Aux yeux du vice-recteur des ressources humaines et financières de l'UdeS, Martin Buteau, la création d'un centre de formation universitaire du religieux contemporain permettrait d'offrir de la formation dans ce domaine. L'objectif est notamment de faire une économie de structure.

Martin Buteau note que la situation actuelle amène un certain déséquilibre. «La faculté est de petite taille, elle est traitée comme les autres facultés.»

La FATER, par exemple, compte huit ou neuf professeurs, comparativement à d'autres qui peuvent en compter une centaine, par exemple.

«On oublie qu'il y a quelques années, l'École de musique avait un statut de faculté. C'est devenu un département. Ça n'a rien changé. L'École de musique existe encore.»

La création d'un centre permettrait de continuer d'offrir de la formation par l'entremise d'une structure moins lourde. Il cite également l'exemple de la formation en environnement, qui n'appartient pas qu'à une faculté. L'actualité internationale a ramené à l'avant-plan, ces derniers jours, les questions de religion. «On n'a jamais questionné l'existence de la discipline», assure M. Buteau.

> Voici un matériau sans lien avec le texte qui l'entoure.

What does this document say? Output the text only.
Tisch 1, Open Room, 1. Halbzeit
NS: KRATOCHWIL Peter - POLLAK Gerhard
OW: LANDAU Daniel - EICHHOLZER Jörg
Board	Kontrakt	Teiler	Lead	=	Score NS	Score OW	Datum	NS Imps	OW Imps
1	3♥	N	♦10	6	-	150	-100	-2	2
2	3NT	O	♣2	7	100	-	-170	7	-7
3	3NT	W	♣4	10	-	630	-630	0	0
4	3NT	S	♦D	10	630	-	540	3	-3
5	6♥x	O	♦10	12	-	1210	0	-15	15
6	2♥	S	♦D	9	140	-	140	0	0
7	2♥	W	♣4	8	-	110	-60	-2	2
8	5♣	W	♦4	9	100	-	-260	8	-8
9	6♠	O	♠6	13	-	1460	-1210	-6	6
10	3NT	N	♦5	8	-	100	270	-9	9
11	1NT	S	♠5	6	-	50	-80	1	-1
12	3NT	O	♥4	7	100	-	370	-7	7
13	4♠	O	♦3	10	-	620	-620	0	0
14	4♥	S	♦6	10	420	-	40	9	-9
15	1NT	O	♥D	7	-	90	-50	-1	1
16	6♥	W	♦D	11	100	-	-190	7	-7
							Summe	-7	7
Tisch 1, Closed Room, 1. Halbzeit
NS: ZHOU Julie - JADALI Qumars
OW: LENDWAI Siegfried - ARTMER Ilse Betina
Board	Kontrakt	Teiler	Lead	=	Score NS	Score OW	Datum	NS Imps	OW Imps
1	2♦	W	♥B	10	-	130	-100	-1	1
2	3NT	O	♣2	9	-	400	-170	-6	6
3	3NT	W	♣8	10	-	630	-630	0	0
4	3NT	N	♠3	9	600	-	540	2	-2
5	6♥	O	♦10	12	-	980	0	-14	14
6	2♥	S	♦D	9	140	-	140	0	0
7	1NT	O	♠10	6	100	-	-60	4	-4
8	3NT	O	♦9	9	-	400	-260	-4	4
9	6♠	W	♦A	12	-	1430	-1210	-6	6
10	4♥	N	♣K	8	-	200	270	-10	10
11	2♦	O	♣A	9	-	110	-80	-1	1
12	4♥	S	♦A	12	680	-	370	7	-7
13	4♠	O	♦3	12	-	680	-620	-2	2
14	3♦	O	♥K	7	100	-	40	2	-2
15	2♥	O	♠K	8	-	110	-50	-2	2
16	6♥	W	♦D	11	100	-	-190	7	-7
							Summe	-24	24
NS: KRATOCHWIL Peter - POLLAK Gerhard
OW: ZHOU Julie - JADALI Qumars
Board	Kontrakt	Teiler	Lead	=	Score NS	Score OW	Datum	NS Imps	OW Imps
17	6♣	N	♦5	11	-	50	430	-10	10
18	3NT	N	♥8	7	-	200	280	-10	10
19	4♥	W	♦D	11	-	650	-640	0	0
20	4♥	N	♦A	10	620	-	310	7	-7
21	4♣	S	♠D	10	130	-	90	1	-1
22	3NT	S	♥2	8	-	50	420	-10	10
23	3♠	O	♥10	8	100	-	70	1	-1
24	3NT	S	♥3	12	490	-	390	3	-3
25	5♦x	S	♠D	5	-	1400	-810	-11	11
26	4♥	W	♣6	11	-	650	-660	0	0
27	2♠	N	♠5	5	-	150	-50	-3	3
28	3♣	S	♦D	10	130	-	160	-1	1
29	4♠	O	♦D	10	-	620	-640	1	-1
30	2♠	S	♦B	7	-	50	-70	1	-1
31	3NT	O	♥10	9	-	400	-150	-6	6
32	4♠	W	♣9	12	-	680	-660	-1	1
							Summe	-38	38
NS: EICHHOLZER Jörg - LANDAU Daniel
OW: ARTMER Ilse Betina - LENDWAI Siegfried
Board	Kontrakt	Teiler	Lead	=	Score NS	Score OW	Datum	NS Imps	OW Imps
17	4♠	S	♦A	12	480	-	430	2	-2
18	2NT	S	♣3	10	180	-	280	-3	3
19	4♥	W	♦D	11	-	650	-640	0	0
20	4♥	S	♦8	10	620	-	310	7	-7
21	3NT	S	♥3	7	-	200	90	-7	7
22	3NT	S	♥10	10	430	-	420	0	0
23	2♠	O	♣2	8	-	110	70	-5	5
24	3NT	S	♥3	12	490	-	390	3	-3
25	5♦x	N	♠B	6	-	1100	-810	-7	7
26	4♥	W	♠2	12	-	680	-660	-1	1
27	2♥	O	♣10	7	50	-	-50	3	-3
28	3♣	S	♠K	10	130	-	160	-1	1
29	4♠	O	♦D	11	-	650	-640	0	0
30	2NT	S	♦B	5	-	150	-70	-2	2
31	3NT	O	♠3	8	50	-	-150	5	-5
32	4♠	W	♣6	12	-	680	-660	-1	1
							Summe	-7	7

Dans nos pages hier matin, un étudiant de la FATER, Daniel Bergeron, interpellait Mgr Luc Cyr, chancelier de l'UdeS, et la rectrice de l'UdeS Luce Samoisette, en faisant valoir qu'il est essentiel de préserver la FATER. Mgr Jean-Marie Fortier s'était battu à une époque afin d'éviter la fermeture de la faculté, souligne M. Bergeron. La faculté avait évité la fermeture dans les années 80.

Une assemblée générale spéciale de l'Association étudiante de la faculté, l'AEFATER, aura lieu aujourd'hui, afin de se pencher sur cette question.

Avant que le conseil d'administration ne se penche sur la recommandation dans les prochaines semaines, différentes instances doivent être consultées.